After his own diagnosis, Joe said the emotional paralysis wasn’t so much from feeling sorry for himself as it was fear of the unknown. What was his future going to look like? Would his kids have to see him unable to care for himself like he did with his father?

Joe managed to get up every morning, though much slower than before, and went through the motions of life. But he was a shadow of himself, completely unmoored.

Thoughts of his own premature death regularly occupied his mind. That’s when he knew he hit bottom. He decided to “flip the switch” and focus on what he could change and to rise to this new challenge.

He sought out the advice of friends, new and old, including one who was dealing with a terminal illness. He realized he needed to “show up in life” for himself and his family, and due to changing circumstances in his business partnership, started planning for new beginnings. He also started seeing Dr. Picone.

“The treatment I receive from Holy Name is excellent,” Joe said. “Dr. Picone is a leader and her style of treating patients impacts the rest of the staff so everyone is informative and compassionate. She asks about your whole life, not just your symptoms so your care really works for your lifestyle.”

Dr. Picone also explained the genetic component of MS.

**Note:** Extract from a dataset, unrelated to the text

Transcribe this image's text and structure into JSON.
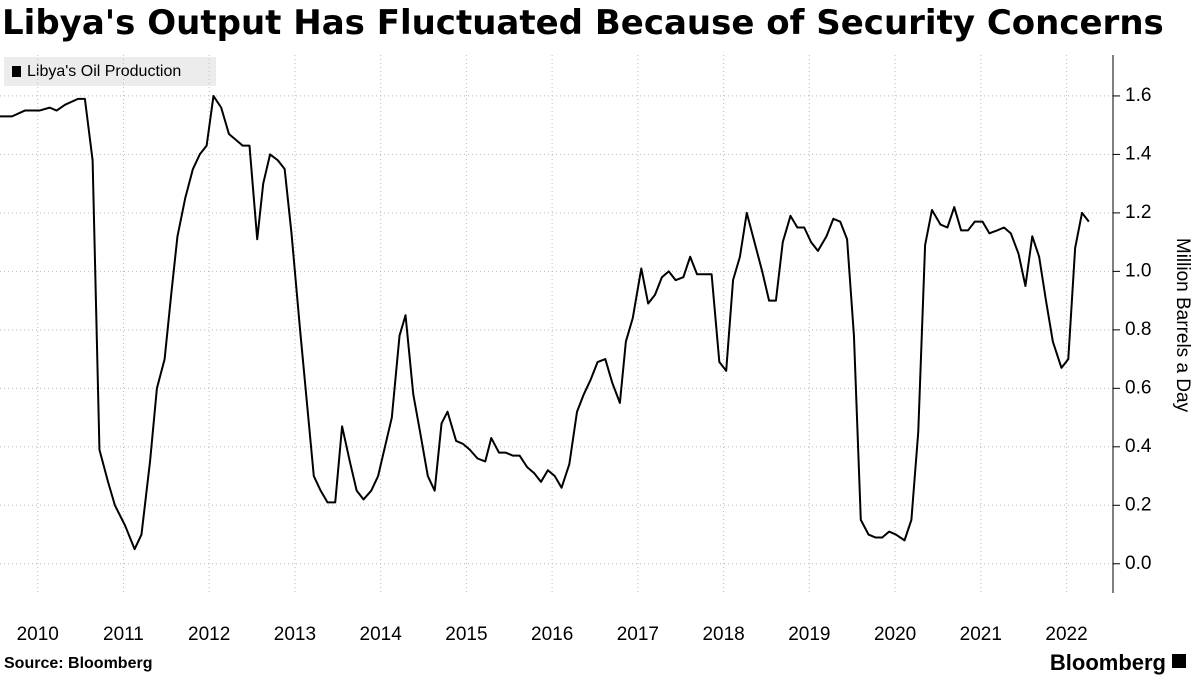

“There is not a direct genetic transmission but there is an increased hereditary risk,” Dr. Picone said. “If a parent has MS, there is about a three to four percent higher risk of developing the disease compared to the general population. However, there are many environmental triggers that influence this, such as Epstein Barr virus exposure.”

Today, Joe is running a successful business venture. His children, ages 16, 14 and 10, are thriving and his relationship with Lulu is solid

.

“I’ve received so much support that it’s become my force to go forward,” Joe said. “Nothing is going to stop me and I’m going to be better than I was.”